You quickly learn a lot about what does and doesn't work in a screenplay, but after awhile, everything bleeds together and it starts leaching at your skills instead of building them. It took me a long time to work my way up the ladder at WMA, eventually securing a spot reading for Jim Wiatt. (And look where that got me! Fired! Thanks, Jim!) By the time I was his reader, nearly every script I read was something notable -- either a well-known writer or a project set up at a studio or production company or something submitted for a big-time client. I got to read 8 drafts of BARBERSHOP. I'm the one who told Eddie Murphy MEET DAVE was a bad idea. Cassian's office didn't listen to me when I said that DEATH AT A FUNERAL needed more work. I NOW PRONOUNCE YOU CHUCK AND LARRY: not my fault. Dreamworks wanted Ah-nuld for GLADIATOR. I told him to say no because it just wasn't his kind of movie. I told his agent it would win Oscars if Ah-nuld wasn't in it. A couple years later, his agent sent me a very expensive gift basket the day after GLADIATOR won. He called me "The Prognosticator."

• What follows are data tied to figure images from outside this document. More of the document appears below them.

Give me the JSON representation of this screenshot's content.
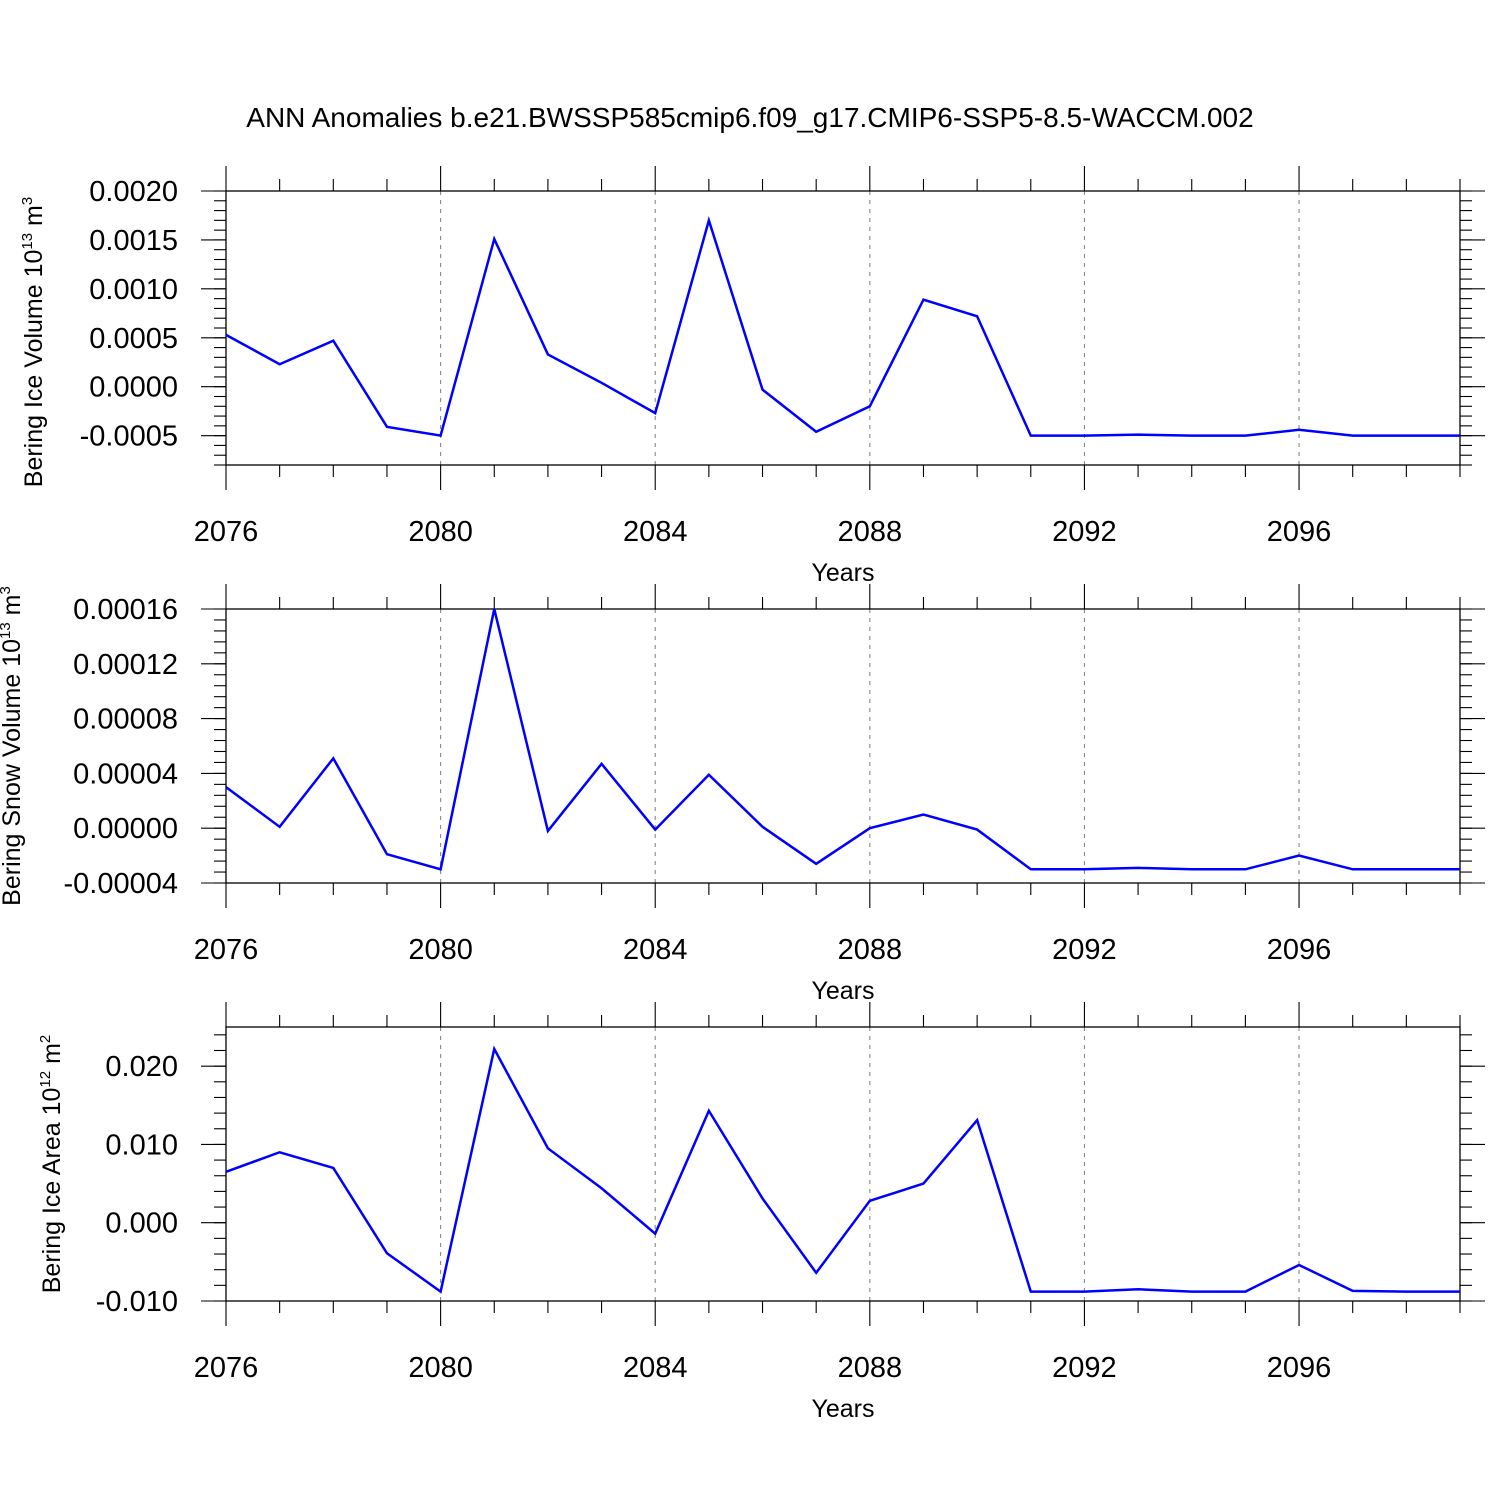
{
  "title": "ANN Anomalies b.e21.BWSSP585cmip6.f09_g17.CMIP6-SSP5-8.5-WACCM.002",
  "chart_data": [
    {
      "type": "line",
      "ylabel_main": "Bering Ice Volume 10",
      "ylabel_sup": "13",
      "ylabel_unit": " m",
      "ylabel_unit_sup": "3",
      "xlabel": "Years",
      "xlim": [
        2076,
        2099
      ],
      "ylim": [
        -0.0008,
        0.002
      ],
      "grid": "dashed vertical lines at x tick labels",
      "x_ticks": [
        2076,
        2080,
        2084,
        2088,
        2092,
        2096
      ],
      "x_tick_labels": [
        "2076",
        "2080",
        "2084",
        "2088",
        "2092",
        "2096"
      ],
      "y_ticks": [
        -0.0005,
        0,
        0.0005,
        0.001,
        0.0015,
        0.002
      ],
      "y_tick_labels": [
        "-0.0005",
        "0.0000",
        "0.0005",
        "0.0010",
        "0.0015",
        "0.0020"
      ],
      "x": [
        2076,
        2077,
        2078,
        2079,
        2080,
        2081,
        2082,
        2083,
        2084,
        2085,
        2086,
        2087,
        2088,
        2089,
        2090,
        2091,
        2092,
        2093,
        2094,
        2095,
        2096,
        2097,
        2098,
        2099
      ],
      "series": [
        {
          "color": "#0000ff",
          "values": [
            0.00053,
            0.00023,
            0.00047,
            -0.00041,
            -0.0005,
            0.00151,
            0.00033,
            4e-05,
            -0.00027,
            0.0017,
            -3e-05,
            -0.00046,
            -0.0002,
            0.00089,
            0.00072,
            -0.0005,
            -0.0005,
            -0.00049,
            -0.0005,
            -0.0005,
            -0.00044,
            -0.0005,
            -0.0005,
            -0.0005
          ]
        }
      ]
    },
    {
      "type": "line",
      "ylabel_main": "Bering Snow Volume 10",
      "ylabel_sup": "13",
      "ylabel_unit": " m",
      "ylabel_unit_sup": "3",
      "xlabel": "Years",
      "xlim": [
        2076,
        2099
      ],
      "ylim": [
        -4e-05,
        0.00016
      ],
      "grid": "dashed vertical lines at x tick labels",
      "x_ticks": [
        2076,
        2080,
        2084,
        2088,
        2092,
        2096
      ],
      "x_tick_labels": [
        "2076",
        "2080",
        "2084",
        "2088",
        "2092",
        "2096"
      ],
      "y_ticks": [
        -4e-05,
        0,
        4e-05,
        8e-05,
        0.00012,
        0.00016
      ],
      "y_tick_labels": [
        "-0.00004",
        "0.00000",
        "0.00004",
        "0.00008",
        "0.00012",
        "0.00016"
      ],
      "x": [
        2076,
        2077,
        2078,
        2079,
        2080,
        2081,
        2082,
        2083,
        2084,
        2085,
        2086,
        2087,
        2088,
        2089,
        2090,
        2091,
        2092,
        2093,
        2094,
        2095,
        2096,
        2097,
        2098,
        2099
      ],
      "series": [
        {
          "color": "#0000ff",
          "values": [
            3e-05,
            1e-06,
            5.1e-05,
            -1.9e-05,
            -3e-05,
            0.00016,
            -2e-06,
            4.7e-05,
            -1e-06,
            3.9e-05,
            1e-06,
            -2.6e-05,
            0.0,
            1e-05,
            -1e-06,
            -3e-05,
            -3e-05,
            -2.9e-05,
            -3e-05,
            -3e-05,
            -2e-05,
            -3e-05,
            -3e-05,
            -3e-05
          ]
        }
      ]
    },
    {
      "type": "line",
      "ylabel_main": "Bering Ice Area 10",
      "ylabel_sup": "12",
      "ylabel_unit": " m",
      "ylabel_unit_sup": "2",
      "xlabel": "Years",
      "xlim": [
        2076,
        2099
      ],
      "ylim": [
        -0.01,
        0.025
      ],
      "grid": "dashed vertical lines at x tick labels",
      "x_ticks": [
        2076,
        2080,
        2084,
        2088,
        2092,
        2096
      ],
      "x_tick_labels": [
        "2076",
        "2080",
        "2084",
        "2088",
        "2092",
        "2096"
      ],
      "y_ticks": [
        -0.01,
        0,
        0.01,
        0.02
      ],
      "y_tick_labels": [
        "-0.010",
        "0.000",
        "0.010",
        "0.020"
      ],
      "x": [
        2076,
        2077,
        2078,
        2079,
        2080,
        2081,
        2082,
        2083,
        2084,
        2085,
        2086,
        2087,
        2088,
        2089,
        2090,
        2091,
        2092,
        2093,
        2094,
        2095,
        2096,
        2097,
        2098,
        2099
      ],
      "series": [
        {
          "color": "#0000ff",
          "values": [
            0.0065,
            0.009,
            0.007,
            -0.0039,
            -0.0088,
            0.0222,
            0.0095,
            0.0044,
            -0.0014,
            0.0143,
            0.0031,
            -0.0064,
            0.0028,
            0.005,
            0.0131,
            -0.0088,
            -0.0088,
            -0.0085,
            -0.0088,
            -0.0088,
            -0.0054,
            -0.0087,
            -0.0088,
            -0.0088
          ]
        }
      ]
    }
  ]
}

After the merger, we all were fired (well -- informed that our freelance services were no longer needed). I was the last one let go. Not fun, but the job had become velvet handcuffs, too cushy and well-paying to spur me to leave but little room for advancement (one of the detriments to reading for an agency). If you're a young writer and you've just moved to town, it's not a job I'd recommend, for a few reasons. First, reader jobs are far fewer now. Second, networking opportunities are much greater as an assistant (most of my network came from the year I was on a desk -- only two or three of my professional circle come from the 12 years I spent reading). Third, you're more likely to get promoted off a desk than off reading (and there's nothing wrong with getting promoted while you continue to toil away as a writer). And lastly, everything you learn from being a reader you'll also learn by simply reading scripts (especially if you're a development intern/assistant).

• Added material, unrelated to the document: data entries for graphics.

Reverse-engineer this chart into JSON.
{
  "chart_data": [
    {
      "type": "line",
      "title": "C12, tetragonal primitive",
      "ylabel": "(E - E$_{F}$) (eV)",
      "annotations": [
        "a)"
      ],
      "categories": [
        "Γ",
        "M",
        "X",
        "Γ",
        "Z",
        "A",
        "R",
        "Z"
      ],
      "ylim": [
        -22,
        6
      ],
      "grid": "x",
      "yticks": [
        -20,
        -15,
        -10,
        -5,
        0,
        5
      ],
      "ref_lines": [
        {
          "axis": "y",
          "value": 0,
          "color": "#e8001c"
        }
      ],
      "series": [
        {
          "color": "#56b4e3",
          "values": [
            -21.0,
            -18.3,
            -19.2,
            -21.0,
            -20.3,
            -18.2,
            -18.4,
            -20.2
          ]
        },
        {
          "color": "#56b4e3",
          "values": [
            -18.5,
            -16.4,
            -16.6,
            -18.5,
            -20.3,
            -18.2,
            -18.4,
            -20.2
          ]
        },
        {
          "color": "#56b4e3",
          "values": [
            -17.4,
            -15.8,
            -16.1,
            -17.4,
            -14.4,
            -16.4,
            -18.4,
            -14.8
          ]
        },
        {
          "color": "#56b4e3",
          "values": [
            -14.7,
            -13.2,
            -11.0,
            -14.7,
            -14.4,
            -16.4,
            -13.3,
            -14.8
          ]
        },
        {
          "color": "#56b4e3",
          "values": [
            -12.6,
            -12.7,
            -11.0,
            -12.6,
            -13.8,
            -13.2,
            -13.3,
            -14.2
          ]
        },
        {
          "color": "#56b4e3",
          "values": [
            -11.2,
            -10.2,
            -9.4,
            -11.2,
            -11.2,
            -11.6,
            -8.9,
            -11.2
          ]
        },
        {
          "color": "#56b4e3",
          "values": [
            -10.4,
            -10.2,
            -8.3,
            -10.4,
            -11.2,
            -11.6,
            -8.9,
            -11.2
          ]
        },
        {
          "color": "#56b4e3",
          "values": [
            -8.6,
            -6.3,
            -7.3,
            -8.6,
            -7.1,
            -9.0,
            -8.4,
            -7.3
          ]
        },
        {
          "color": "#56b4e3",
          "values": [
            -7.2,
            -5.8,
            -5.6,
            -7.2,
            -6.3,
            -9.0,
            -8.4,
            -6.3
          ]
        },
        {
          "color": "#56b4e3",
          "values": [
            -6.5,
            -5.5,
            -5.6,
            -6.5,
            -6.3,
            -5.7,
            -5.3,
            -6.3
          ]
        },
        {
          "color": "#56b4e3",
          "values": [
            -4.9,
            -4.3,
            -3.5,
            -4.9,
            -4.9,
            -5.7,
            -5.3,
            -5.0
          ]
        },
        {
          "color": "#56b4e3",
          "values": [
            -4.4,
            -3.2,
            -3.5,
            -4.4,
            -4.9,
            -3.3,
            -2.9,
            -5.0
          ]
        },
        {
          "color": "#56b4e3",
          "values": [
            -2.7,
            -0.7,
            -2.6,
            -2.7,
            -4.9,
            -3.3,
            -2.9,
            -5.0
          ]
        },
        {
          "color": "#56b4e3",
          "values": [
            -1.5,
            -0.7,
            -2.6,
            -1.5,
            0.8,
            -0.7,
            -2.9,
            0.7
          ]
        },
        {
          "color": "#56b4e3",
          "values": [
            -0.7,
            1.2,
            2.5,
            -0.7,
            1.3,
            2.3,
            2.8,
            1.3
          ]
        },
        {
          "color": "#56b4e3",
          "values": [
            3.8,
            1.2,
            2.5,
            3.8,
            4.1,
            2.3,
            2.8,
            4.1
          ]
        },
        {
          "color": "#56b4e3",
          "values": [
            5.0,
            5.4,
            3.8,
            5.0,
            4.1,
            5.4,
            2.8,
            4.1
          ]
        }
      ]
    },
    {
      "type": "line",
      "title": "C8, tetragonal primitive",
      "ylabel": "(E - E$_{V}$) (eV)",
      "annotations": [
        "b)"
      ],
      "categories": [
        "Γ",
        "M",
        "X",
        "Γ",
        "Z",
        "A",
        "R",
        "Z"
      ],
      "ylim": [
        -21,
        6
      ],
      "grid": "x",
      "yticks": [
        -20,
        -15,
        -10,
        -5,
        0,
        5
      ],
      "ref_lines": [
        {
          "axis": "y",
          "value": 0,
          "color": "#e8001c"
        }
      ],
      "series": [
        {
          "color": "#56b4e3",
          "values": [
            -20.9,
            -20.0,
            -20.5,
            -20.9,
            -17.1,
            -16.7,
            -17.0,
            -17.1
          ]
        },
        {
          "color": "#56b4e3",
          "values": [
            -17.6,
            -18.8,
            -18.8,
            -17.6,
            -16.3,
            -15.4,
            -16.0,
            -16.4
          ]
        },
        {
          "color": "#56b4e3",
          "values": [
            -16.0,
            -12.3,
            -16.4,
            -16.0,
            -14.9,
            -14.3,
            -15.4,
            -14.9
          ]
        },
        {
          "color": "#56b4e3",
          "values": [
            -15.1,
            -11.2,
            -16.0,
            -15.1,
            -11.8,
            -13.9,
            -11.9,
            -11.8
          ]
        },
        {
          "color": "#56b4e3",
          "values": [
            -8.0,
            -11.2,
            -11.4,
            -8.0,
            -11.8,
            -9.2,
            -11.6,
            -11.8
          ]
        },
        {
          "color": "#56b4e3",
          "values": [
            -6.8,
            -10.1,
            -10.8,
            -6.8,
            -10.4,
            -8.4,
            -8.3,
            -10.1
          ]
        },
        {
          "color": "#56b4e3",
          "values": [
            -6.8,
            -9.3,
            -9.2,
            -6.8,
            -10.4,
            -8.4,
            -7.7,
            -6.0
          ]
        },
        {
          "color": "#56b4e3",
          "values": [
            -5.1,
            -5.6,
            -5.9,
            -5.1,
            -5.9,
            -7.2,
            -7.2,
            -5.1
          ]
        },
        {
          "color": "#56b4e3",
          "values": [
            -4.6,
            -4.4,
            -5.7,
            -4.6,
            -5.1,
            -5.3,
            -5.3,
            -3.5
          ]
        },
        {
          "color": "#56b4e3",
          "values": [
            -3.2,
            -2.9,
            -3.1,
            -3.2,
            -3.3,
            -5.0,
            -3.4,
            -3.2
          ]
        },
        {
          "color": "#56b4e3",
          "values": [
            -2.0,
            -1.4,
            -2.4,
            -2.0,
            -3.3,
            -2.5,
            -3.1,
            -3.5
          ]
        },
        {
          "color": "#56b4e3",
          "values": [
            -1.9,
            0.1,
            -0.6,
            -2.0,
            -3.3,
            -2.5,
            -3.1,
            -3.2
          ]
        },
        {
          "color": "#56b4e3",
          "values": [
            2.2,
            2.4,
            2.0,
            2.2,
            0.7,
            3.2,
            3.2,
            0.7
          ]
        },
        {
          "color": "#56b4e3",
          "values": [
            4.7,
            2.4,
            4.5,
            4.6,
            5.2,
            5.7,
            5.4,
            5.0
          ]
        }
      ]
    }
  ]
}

I'd encourage you to seek out jobs where you'll be around development people and assistants and writers on a day-to-day basis. It's those personal relationships that will help you far more than the paycheck you'll get from being a reader. If you have any questions, feel free to ask.

DaltWisney
01-15-2010, 03:43 AM
Get an internship at a legit production company with a studio deal. Build a good reputation and keep moving your way up, either with your original company or elsewhere. Aim for a mailroom or assistant position at one of the big agencies. It's like the Hollywood equivalent of Harvard Law. Everyone wants to see it on a resume.